Structure-preserving particle methods for the Landau collision operator using the metriplectic framework

TL;DR

This paper introduces a new family of particle discretisation methods for the Landau collision operator that preserve physical invariants and thermodynamic laws by leveraging the metriplectic structure of the underlying system.

Contribution

It develops structure-preserving particle methods using spline or finite element representations combined with discrete gradient techniques, ensuring physical and thermodynamic consistency.

Findings

Methods automatically preserve mass, momentum, and energy.

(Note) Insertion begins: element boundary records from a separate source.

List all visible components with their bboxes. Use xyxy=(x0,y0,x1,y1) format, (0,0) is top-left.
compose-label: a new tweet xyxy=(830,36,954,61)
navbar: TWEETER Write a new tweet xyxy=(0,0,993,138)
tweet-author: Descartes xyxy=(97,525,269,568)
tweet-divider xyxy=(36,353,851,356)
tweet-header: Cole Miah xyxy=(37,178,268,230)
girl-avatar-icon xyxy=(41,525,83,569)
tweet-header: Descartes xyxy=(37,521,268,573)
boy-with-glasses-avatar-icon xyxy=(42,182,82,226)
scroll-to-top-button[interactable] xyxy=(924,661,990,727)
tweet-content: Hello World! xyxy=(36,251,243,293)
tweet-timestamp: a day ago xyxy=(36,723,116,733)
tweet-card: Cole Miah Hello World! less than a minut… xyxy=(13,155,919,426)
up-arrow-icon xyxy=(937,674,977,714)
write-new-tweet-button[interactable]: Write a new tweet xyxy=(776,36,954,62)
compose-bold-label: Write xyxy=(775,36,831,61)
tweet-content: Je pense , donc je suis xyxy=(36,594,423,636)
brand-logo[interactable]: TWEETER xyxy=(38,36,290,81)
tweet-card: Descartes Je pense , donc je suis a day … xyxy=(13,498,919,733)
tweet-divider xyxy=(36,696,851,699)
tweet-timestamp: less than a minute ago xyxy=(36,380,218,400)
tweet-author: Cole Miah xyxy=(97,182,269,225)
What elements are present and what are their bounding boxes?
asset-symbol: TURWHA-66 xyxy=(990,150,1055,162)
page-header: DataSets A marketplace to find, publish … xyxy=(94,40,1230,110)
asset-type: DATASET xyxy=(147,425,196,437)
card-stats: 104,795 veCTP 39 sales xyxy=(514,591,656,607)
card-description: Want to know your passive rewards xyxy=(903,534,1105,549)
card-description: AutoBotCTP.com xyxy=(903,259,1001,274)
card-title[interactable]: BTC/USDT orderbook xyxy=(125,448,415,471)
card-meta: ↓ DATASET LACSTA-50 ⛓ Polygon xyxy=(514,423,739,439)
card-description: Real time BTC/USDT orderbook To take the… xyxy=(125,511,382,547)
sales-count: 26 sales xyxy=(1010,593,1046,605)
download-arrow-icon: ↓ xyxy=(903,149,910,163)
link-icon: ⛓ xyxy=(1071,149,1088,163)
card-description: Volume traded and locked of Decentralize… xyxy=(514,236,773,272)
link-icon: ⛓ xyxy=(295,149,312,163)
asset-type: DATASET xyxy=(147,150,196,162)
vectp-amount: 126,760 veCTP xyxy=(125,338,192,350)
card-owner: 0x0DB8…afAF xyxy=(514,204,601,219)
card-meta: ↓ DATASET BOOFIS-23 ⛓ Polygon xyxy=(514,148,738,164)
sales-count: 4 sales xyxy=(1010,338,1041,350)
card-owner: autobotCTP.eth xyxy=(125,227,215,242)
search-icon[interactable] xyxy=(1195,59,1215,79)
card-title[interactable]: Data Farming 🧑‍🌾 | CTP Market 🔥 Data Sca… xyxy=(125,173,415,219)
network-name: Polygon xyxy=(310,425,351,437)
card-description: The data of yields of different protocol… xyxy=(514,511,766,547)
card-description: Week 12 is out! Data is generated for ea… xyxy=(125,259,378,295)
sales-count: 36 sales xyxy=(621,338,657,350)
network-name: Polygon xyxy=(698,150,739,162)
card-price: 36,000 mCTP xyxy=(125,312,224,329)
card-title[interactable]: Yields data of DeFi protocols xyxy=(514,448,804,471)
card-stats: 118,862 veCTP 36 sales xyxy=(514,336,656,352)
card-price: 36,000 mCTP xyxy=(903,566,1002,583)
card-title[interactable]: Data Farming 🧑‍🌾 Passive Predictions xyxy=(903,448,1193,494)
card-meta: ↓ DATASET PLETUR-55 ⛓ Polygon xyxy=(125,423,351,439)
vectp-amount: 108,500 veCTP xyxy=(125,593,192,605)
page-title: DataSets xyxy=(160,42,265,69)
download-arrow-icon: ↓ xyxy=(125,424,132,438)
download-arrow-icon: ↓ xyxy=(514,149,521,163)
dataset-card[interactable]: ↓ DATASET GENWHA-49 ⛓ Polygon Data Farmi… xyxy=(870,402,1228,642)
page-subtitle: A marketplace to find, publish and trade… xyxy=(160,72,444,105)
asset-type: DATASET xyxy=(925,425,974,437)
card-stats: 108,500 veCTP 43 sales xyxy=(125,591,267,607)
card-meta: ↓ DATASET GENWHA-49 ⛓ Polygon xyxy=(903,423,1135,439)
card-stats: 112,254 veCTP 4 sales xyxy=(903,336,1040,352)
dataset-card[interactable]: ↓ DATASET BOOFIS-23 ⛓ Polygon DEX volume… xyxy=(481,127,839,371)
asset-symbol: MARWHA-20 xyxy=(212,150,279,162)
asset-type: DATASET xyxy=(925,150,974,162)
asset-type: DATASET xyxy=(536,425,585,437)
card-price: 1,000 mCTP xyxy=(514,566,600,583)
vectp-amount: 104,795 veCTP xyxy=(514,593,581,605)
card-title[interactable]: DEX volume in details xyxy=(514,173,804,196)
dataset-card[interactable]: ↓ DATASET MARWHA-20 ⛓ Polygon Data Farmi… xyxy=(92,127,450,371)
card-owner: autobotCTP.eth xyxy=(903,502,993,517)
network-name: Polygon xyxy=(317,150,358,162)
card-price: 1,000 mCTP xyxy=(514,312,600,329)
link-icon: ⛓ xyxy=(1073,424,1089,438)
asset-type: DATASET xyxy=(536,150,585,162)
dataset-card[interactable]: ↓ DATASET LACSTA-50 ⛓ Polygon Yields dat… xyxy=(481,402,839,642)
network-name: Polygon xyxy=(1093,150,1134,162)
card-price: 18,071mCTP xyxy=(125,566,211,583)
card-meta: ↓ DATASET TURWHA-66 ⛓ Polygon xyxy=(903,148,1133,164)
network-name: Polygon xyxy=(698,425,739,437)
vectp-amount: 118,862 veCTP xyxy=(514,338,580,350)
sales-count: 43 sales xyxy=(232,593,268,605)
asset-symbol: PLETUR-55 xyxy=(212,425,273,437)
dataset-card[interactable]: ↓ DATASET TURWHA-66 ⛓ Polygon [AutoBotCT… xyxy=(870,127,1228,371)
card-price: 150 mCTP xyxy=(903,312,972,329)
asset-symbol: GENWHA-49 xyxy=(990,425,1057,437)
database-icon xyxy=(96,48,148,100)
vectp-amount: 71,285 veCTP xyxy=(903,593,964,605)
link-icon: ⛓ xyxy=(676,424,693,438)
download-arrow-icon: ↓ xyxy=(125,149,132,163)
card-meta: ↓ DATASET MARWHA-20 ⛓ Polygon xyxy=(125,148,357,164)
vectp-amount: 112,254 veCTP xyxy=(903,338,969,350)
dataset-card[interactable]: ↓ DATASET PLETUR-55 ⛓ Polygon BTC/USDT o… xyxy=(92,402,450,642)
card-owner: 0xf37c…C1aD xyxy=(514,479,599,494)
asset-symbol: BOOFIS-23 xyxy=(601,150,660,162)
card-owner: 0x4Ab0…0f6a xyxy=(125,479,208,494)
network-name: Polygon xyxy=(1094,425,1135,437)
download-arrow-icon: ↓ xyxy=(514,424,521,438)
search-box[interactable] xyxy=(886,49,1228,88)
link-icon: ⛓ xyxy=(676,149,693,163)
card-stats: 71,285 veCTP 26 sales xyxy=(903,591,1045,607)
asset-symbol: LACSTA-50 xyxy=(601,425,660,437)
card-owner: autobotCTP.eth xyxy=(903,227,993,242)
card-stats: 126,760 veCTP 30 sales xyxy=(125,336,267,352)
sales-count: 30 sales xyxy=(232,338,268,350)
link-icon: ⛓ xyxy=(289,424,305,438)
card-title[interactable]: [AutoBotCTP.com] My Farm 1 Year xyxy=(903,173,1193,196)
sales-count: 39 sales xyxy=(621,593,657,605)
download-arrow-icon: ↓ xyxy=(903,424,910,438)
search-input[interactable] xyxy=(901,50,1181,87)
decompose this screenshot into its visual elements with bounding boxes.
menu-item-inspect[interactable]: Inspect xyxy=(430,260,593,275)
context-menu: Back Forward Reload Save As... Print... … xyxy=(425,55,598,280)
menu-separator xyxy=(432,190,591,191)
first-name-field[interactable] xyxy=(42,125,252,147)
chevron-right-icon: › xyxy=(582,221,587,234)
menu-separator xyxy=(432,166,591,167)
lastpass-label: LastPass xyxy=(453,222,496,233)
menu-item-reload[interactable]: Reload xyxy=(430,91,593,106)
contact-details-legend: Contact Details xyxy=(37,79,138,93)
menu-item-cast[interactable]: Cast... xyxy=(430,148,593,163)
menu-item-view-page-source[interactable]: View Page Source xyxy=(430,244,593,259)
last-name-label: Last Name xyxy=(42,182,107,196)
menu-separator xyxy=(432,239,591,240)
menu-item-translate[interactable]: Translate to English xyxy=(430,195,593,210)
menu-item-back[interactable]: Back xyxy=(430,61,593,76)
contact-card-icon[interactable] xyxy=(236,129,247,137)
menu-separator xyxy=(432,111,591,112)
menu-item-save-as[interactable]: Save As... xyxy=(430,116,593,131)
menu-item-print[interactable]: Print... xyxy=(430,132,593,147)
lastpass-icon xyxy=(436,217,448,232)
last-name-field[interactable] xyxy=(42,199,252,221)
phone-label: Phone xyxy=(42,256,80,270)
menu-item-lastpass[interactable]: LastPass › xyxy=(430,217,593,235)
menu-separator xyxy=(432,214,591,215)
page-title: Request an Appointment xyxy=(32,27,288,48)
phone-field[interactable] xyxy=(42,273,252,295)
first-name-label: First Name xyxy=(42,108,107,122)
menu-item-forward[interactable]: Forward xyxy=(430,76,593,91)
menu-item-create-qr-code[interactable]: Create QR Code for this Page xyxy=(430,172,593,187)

Guarantee monotonic entropy dissipation.

Ensure thermodynamic laws are respected in discretisation.

Abstract

We present a novel family of particle discretisation methods for the nonlinear Landau collision operator. We exploit the metriplectic structure underlying the Vlasov-Maxwell-Landau system in order to obtain disretisation schemes that automatically preserve mass, momentum, and energy, warrant monotonic dissipation of entropy, and are thus guaranteed to respect the laws of thermodynamics. In contrast to recent works that used radial basis functions and similar methods for regularisation, here we use an auxiliary spline or finite element representation of the distribution function to this end. Discrete gradient methods are employed to guarantee the aforementioned properties in the time discrete domain as well.